By George Will
WASHINGTON — A simple reform would drain some scalding steam from immigration arguments that
may soon again be at a roiling boil. It would bring the interpretation of the 14th Amendment
into conformity with what the authors of its text intended, and with common sense, thereby
removing an incentive for illegal immigration.
To end the practice of “birthright citizenship,” all that is required is to correct the misinterpretation of that amendment’s first sentence: “All persons born or naturalized in
the United States, and subject to the jurisdiction thereof, are citizens of the United States and of the state wherein they reside.” From these words has flowed the practice of conferring citizenship on children born here to illegal immigrants.

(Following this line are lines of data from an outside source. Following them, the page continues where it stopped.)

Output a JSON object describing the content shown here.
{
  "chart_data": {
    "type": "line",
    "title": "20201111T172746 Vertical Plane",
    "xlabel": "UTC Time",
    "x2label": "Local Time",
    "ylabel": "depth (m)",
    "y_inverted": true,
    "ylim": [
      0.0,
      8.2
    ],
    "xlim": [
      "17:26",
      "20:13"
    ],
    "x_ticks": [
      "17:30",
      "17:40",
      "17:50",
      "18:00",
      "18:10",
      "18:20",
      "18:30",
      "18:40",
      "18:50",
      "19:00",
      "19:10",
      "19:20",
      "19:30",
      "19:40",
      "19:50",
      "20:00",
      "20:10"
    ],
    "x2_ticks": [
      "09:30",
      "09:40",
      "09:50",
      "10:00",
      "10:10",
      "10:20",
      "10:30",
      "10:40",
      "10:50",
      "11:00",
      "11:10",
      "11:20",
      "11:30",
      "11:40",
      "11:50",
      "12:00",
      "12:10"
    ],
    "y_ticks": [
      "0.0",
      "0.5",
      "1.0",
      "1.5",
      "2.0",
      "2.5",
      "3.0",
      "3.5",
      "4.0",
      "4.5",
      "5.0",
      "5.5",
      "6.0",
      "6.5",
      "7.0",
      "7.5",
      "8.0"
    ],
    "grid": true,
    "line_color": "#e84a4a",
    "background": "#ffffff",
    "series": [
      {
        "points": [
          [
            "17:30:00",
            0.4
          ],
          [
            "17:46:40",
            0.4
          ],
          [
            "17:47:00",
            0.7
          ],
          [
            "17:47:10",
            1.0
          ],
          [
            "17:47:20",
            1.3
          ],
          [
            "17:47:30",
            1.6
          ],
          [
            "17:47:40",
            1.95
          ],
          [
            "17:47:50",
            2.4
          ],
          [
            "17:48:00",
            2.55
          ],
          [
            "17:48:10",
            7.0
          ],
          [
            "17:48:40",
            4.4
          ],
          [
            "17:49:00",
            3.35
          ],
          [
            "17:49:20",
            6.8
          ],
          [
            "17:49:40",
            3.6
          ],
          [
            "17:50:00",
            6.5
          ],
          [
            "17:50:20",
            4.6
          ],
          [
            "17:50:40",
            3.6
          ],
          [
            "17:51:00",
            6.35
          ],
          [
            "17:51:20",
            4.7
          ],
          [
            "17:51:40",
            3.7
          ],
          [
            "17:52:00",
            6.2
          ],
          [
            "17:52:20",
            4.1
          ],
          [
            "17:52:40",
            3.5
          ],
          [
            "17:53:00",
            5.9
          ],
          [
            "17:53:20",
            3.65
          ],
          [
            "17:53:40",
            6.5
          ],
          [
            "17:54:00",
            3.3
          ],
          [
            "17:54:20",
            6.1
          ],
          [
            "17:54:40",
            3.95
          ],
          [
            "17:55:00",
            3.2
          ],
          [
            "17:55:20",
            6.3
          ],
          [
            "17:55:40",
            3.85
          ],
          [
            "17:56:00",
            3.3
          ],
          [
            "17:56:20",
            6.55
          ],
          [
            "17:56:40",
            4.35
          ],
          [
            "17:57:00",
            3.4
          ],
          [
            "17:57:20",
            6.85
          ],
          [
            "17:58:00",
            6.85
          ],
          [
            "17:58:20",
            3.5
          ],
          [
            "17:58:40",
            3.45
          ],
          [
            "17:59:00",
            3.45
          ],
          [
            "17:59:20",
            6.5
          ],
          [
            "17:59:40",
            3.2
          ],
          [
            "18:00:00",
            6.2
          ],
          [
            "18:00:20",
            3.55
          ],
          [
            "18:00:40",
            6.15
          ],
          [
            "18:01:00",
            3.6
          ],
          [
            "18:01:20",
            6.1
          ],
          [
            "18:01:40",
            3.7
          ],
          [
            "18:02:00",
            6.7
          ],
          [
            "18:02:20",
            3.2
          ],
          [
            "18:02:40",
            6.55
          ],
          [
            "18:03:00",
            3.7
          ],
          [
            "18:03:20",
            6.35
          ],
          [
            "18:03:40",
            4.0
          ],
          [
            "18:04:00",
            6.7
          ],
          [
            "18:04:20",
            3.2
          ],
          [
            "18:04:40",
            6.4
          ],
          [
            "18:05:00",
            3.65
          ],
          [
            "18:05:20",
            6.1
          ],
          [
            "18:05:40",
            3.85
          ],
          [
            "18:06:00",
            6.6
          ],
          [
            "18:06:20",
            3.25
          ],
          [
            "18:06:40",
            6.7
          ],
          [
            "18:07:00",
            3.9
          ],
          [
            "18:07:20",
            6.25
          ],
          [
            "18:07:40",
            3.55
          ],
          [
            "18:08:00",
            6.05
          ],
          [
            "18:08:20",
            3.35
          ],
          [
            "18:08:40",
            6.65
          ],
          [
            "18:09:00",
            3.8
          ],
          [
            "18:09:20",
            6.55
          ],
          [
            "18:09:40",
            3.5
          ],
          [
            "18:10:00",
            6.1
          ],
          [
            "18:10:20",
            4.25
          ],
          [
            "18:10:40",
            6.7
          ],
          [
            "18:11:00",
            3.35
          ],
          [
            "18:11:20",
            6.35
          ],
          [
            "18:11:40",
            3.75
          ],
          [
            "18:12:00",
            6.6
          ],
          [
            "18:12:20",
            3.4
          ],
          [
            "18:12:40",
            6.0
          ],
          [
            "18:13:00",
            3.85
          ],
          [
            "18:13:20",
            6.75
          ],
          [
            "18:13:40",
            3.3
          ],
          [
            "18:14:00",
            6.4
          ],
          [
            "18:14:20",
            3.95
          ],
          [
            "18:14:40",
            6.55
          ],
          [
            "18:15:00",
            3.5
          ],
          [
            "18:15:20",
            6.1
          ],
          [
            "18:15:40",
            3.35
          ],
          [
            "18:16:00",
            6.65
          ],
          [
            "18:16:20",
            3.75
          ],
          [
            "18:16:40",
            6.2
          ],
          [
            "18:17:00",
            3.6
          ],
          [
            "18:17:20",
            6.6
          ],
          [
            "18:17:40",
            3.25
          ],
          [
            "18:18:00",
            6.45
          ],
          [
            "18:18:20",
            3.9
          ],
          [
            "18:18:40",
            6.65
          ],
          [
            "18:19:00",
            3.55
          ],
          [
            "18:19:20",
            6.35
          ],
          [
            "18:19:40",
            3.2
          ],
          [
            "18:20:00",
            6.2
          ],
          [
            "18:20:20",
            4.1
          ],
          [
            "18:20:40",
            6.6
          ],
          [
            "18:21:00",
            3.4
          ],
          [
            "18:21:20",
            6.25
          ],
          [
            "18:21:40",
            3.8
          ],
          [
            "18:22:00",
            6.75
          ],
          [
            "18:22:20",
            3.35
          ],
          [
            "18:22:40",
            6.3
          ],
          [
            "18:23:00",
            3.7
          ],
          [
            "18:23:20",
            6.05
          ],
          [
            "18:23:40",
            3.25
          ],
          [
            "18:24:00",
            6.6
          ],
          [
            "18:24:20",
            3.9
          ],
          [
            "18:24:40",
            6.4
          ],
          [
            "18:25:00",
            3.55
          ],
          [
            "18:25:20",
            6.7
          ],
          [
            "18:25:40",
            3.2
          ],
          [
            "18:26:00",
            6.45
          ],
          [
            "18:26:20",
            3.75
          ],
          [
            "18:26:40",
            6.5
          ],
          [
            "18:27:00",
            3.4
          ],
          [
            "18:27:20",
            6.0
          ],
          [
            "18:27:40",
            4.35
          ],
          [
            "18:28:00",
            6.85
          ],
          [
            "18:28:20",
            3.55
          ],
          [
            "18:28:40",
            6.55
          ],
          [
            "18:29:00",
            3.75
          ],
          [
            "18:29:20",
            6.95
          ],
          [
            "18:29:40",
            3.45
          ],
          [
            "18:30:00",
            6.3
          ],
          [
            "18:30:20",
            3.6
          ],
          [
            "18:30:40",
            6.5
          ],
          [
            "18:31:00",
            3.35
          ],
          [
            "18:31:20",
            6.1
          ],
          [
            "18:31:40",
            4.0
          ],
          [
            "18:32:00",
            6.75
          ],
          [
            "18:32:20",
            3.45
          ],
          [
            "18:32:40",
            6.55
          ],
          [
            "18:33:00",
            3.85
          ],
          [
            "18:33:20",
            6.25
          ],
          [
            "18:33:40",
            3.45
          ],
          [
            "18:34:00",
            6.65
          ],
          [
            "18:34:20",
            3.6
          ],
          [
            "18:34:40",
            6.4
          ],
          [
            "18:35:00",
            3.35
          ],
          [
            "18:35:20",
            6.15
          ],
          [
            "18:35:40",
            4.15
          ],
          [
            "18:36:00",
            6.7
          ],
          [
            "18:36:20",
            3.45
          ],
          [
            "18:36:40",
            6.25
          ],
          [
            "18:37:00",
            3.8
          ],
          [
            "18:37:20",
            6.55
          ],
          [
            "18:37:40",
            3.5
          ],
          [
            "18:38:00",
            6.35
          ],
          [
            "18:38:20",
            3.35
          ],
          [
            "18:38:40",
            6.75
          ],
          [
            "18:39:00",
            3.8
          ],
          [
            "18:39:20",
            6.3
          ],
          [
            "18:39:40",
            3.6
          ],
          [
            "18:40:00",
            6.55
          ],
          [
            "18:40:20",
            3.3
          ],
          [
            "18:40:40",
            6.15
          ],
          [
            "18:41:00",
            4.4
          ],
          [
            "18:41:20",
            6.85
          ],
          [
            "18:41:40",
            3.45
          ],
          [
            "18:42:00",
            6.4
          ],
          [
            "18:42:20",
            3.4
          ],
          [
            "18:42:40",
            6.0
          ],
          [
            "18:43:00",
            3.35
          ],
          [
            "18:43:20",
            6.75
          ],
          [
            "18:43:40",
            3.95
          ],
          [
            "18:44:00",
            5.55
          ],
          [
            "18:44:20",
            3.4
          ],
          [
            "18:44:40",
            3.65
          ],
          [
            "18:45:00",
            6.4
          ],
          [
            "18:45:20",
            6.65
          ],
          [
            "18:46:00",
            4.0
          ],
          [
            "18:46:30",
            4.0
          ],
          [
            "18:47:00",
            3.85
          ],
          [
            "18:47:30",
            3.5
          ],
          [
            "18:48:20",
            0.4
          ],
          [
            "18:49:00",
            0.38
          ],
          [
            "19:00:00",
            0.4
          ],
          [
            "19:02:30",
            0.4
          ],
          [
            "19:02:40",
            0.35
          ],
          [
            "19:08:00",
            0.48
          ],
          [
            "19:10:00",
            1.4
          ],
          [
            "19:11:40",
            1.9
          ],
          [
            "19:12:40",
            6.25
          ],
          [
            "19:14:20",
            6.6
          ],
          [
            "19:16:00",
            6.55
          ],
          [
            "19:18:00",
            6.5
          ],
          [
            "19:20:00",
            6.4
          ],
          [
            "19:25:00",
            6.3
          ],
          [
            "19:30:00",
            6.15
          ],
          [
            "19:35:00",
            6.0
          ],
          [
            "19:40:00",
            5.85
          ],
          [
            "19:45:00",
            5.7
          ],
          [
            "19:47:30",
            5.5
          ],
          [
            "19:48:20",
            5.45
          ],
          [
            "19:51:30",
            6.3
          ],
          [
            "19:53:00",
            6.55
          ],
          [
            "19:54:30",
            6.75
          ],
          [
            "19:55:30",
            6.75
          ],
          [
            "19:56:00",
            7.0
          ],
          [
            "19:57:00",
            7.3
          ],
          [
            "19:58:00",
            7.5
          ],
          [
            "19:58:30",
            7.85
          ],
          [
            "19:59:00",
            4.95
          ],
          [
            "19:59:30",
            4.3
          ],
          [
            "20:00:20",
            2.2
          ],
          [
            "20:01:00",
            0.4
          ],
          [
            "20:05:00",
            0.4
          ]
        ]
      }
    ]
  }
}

A parent from a poor country, writes professor Lino Graglia of the University of Texas law
school, “can hardly do more for a child than make him or her an American citizen, entitled
to all the advantages of the American welfare state.” Therefore, “It is difficult to imagine
a more irrational and self-defeating legal system than one which makes unauthorized entry into
this country a criminal offense and simultaneously provides perhaps the greatest possible inducement to illegal entry.”
Writing in the Texas Review of Law and Politics, Graglia says this irrationality is rooted in a misunderstanding of the phrase “subject to the jurisdiction thereof.” What was this intended or understood to mean by those who wrote it in 1866 and ratified it in 1868? The
authors and ratifiers could not have intended birthright citizenship for illegal immigrants
because in 1868 there were and never had been any illegal immigrants because no law ever had restricted immigration.
If those who wrote and ratified the 14th Amendment had imagined laws restricting immigration — and had anticipated huge waves of illegal immigration — is it reasonable to presume they would have wanted to provide the reward of citizenship to the children of the violators of those laws?
The Civil Rights Act of 1866 begins with language from which the 14th Amendment’s Citizenship Clause is derived: “All persons born in the United States, and not subject to any foreign power,
excluding Indians not taxed, are hereby declared to be citizens of the United States.”
The explicit exclusion of Indians from birthright citizenship was not repeated in the 14th Amendment because it was considered unnecessary. Although Indians were at least partially subject to U.S. jurisdiction, they owed allegiance to their tribes, not the United States. This reasoning — divided allegiance — applies equally to exclude the children of resident aliens, legal as well as illegal, from birthright citizenship. Indeed, today’s regulations issued by the departments of Homeland Security and Justice stipulate:
- “A person born in the United States to a foreign diplomatic officer accredited to the United States, as a matter of international law, is not subject to the jurisdiction of the United
States. That person is not a United States citizen under the 14th Amendment.”
Sen. Lyman Trumbull of Illinois was, Graglia writes, one of two “principal authors of the
citizenship clauses in 1866 act and the 14th Amendment.” He said that “subject to the
jurisdiction of the United States” meant subject to its “complete” jurisdiction, meaning
“not owing allegiance to anybody else.” Hence children whose Indian parents had tribal
allegiances were excluded from birthright citizenship.
Appropriately, in 1884 the Supreme Court held that children born to Indian parents were not born “subject to” U.S. jurisdiction because, among other reasons, the person so born could not change his status by his “own will without the action or assent of the United States.” And “no one can become a citizen of a nation without its consent.” Graglia says this decision “seemed to establish” that U.S. citizenship is “a consensual relation, requiring the consent of the United States.” So: “This would clearly settle the question of birthright citizenship for children of illegal aliens. There cannot be a more total or forceful denial of consent to a person’s citizenship than to make the source of that person’s presence in the nation illegal.”
Congress has heard testimony estimating that more than two-thirds of all births in Los Angeles
public hospitals, and more than half of all births in that city, and nearly 10 percent of all
births in the nation in recent years, have been to illegal immigrant mothers. Graglia seems
to establish that there is no constitutional impediment to Congress ending the granting of
birthright citizenship to persons whose presence here is “not only without the government’s
consent but in violation of its law.”